Organizatorzy wyraźnie zaznaczali, że nie przesądzają niczego w konkretnej sprawie rodziny Bajkowskich, nie chcą naciskać na decyzję sądu, lecz pragną zwrócić uwagę na niepokojące sprawy ogólne, systemowe. – Nie chcemy nawoływać do nieprzestrzegania prawa! Ludzie którzy tu przyszli, chcą po prostu walczyć z omnipotencją państwa. Sprawa Bajkowskich była jedynie impulsem do walki o cele uniwersalne – powiedział wspierający manifestantów mec. Tomasz Korpusiński, ojciec 3. dzieci, znany krakowski radca prawny.

Wtórował mu wybitny fotografik Stanisław Markowski. – Uważam, że państwo wkracza w intymne sfery życia człowieka, które winny być dla niego niedotykalne. Chce ono zaś mieć kontrolę nad ludźmi, nad rodziną, traktując ich jako przedmioty w swojej służbie – powiedział S. Markowski.

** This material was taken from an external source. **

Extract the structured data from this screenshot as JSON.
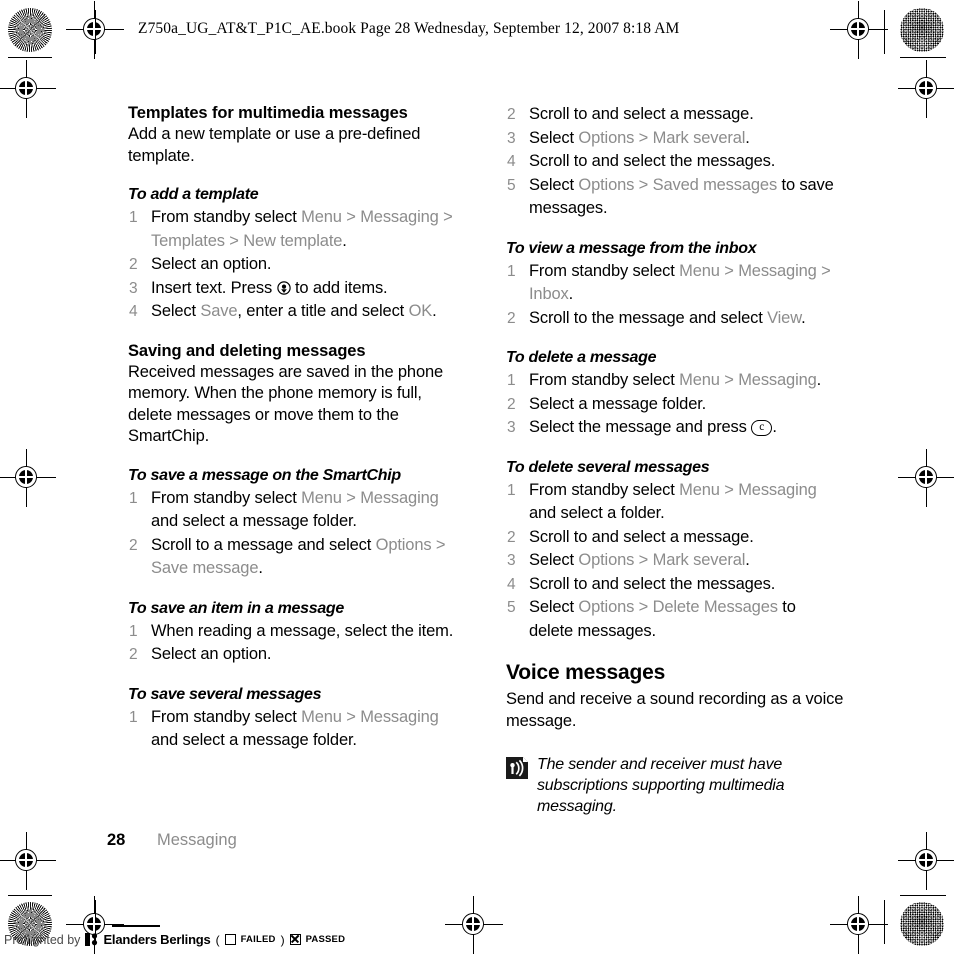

Wśród manifestantów był obecny, jednak nieostentacyjnie, krakowski poseł PiS Andrzej Duda. – Jestem tu, bo uważam cele tej manifestacji za słuszne. Protestuję przeciw wciskaniu w życie publiczne liberalno – lewackiej ideologii, która zdąża do wypchnięcia rodziny na margines życia społecznego – powiedział dla GN. – Jako prawnika razi mnie zaś bezrefleksyjne podejście sądu I instancji w sprawie, która nas poruszyła, nie badające wszystkich okoliczności, które miały znaczenie dla dobra dzieci i ich rodziny – dodał A. Duda.

Organizatorzy, dziękując za poparcie z różnych stron dla ich postulatów zaznaczyli jednak wyraźnie, że nie można ich łączyć jako grupy z żadną organizacją polityczną czy pozarządową. – Jesteśmy „przypadkową” grupą ludzi, poruszonych ostatnimi wydarzeniami, godzącymi w jedność rodziny – stwierdził Grzegorz Mika.